Metric must have come to Ottawa a number of times in the early 2000s because it seems to me that Jez saw them multiple times at very tiny clubs. After the first time, he tried to get me to come out for the next one, raving about Metric’s live energy, especially that of frontwoman Emily Haines. He would go on to describe in great detail her peculiar dance, which I’ve since witnessed personally a few times. However, I’ve often wished that I had had the funds to join him for at least one of those early gigs because I think that her almost awkward dance and nervous energy would have translated even better on those intimate stages.
“Old world underground, where are you?” was like a breath of fresh air when it was released, especially for me. The first couple of years of the 2000s were a bit of a rough go musically. I had felt in a bit of a rut after the high of Britpop and was having a hard time getting motivated about new music. Metric’s debut was probably the first album I had heard from the new breed of Canadian indie rock bands that would go on to catch the music world on fire for the next five years or so. I had previously focused most of my attentions on music from the UK, through much of the 90s anyway, so having some favourites from my home country was almost a new thing to me.

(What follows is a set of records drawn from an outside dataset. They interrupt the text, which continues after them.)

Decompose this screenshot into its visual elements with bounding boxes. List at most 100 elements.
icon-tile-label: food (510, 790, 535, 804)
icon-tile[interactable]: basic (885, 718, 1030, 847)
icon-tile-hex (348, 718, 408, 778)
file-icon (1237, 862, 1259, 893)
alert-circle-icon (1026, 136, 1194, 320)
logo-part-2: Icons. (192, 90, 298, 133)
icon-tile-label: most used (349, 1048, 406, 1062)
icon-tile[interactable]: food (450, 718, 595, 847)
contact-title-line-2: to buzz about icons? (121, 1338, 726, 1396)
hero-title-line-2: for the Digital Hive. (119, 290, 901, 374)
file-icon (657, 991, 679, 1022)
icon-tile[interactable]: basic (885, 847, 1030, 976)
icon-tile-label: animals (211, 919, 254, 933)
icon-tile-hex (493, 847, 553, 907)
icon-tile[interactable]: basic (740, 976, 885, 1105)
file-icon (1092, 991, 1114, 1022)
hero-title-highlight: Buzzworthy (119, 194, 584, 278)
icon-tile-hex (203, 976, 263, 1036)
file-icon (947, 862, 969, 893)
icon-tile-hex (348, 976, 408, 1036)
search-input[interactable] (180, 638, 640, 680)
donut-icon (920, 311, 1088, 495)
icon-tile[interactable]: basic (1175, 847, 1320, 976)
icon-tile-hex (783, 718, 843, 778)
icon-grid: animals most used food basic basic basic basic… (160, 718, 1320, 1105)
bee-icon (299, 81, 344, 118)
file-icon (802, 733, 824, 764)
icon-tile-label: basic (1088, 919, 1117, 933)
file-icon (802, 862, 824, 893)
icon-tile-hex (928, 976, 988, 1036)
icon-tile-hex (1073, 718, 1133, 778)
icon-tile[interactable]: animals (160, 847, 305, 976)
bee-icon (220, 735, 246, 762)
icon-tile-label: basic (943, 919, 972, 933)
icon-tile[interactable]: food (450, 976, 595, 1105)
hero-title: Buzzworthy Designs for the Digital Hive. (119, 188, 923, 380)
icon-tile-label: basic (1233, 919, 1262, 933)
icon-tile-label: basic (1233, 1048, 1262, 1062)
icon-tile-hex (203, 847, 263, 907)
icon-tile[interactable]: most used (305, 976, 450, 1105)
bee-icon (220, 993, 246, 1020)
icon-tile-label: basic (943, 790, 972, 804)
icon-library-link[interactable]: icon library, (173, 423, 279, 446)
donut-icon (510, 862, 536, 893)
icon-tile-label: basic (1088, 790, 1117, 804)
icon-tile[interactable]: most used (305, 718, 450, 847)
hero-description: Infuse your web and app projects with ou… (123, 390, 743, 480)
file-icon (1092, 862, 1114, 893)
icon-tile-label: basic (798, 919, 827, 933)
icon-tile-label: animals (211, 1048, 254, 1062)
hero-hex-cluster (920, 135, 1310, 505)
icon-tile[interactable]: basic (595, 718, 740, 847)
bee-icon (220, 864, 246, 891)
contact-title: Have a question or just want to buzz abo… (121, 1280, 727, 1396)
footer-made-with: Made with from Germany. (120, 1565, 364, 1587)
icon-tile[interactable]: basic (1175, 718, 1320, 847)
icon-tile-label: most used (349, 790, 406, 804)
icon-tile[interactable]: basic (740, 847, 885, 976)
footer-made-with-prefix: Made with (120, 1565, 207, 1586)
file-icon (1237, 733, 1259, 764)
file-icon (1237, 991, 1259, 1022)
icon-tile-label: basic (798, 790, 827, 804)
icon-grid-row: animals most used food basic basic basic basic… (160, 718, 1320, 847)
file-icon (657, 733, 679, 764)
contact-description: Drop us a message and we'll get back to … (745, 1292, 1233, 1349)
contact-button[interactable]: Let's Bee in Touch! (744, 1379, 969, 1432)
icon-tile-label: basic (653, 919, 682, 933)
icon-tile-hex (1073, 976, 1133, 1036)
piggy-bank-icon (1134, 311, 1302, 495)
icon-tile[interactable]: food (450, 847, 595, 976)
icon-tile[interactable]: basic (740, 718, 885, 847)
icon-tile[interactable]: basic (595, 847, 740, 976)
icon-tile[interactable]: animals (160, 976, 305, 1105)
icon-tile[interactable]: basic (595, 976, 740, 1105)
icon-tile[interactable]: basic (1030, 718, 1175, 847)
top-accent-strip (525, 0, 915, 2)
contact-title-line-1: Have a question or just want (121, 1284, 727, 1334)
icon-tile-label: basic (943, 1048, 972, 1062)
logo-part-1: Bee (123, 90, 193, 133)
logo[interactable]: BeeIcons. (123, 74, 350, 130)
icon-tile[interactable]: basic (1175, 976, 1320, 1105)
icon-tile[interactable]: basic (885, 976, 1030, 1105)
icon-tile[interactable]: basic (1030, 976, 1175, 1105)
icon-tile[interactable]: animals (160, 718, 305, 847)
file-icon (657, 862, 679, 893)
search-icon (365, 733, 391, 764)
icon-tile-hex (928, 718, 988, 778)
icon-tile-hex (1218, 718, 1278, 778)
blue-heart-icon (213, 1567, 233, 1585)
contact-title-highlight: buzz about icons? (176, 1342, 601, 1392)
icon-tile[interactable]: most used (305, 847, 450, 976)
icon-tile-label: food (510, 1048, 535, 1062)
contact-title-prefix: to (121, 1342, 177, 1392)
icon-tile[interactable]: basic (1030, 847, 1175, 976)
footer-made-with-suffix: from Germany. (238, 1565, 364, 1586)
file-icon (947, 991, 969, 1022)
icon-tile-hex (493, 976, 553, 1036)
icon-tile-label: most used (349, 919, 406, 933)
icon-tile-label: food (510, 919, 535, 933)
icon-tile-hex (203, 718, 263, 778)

“Combat baby” was actually released as a single from the album a whole year after the album’s release and it started to catch a lot of radio play. Before that though, it was just one of many tracks on an album I knew intimately from so many repeats on my MPIO mp3 player. Like many of the tunes, it is a quick hit, short and high energy and though when I think of “Old world underground, where are you?” I remember it as mostly a synth pop album, “Combat baby” is one of the more heavy hitting tracks. It plays almost to the angular post-punk scales, or to the borderline new wavers, definitely some Blondie vibes throughout.
“Said you would never give up easy
Combat baby, come back”
It kicks in with a chugging drum machine beat before the bass line picks up the barbells and starts flexing. The guitars just drive like the wind and you can almost picture Emily Haines strutting her stuff and wagging her head back and forth to get her blond hair flailing. And all the while, she is snarling wistfully about a lost lover, an antagonist, a bustle of excitement that didn’t settle for the status quo, but that might’ve since perhaps gone soft and settled, and she is missing that edge. By the end, though, you get the feels that she is kissing off, that she will be “fighting off the lethargy” and “painting the town black” going forward. Yes indeed.
*Back when one of Metric’s later tracks, “Breathing underwater”, came in at number 15 on my Best tunes of 2012 list.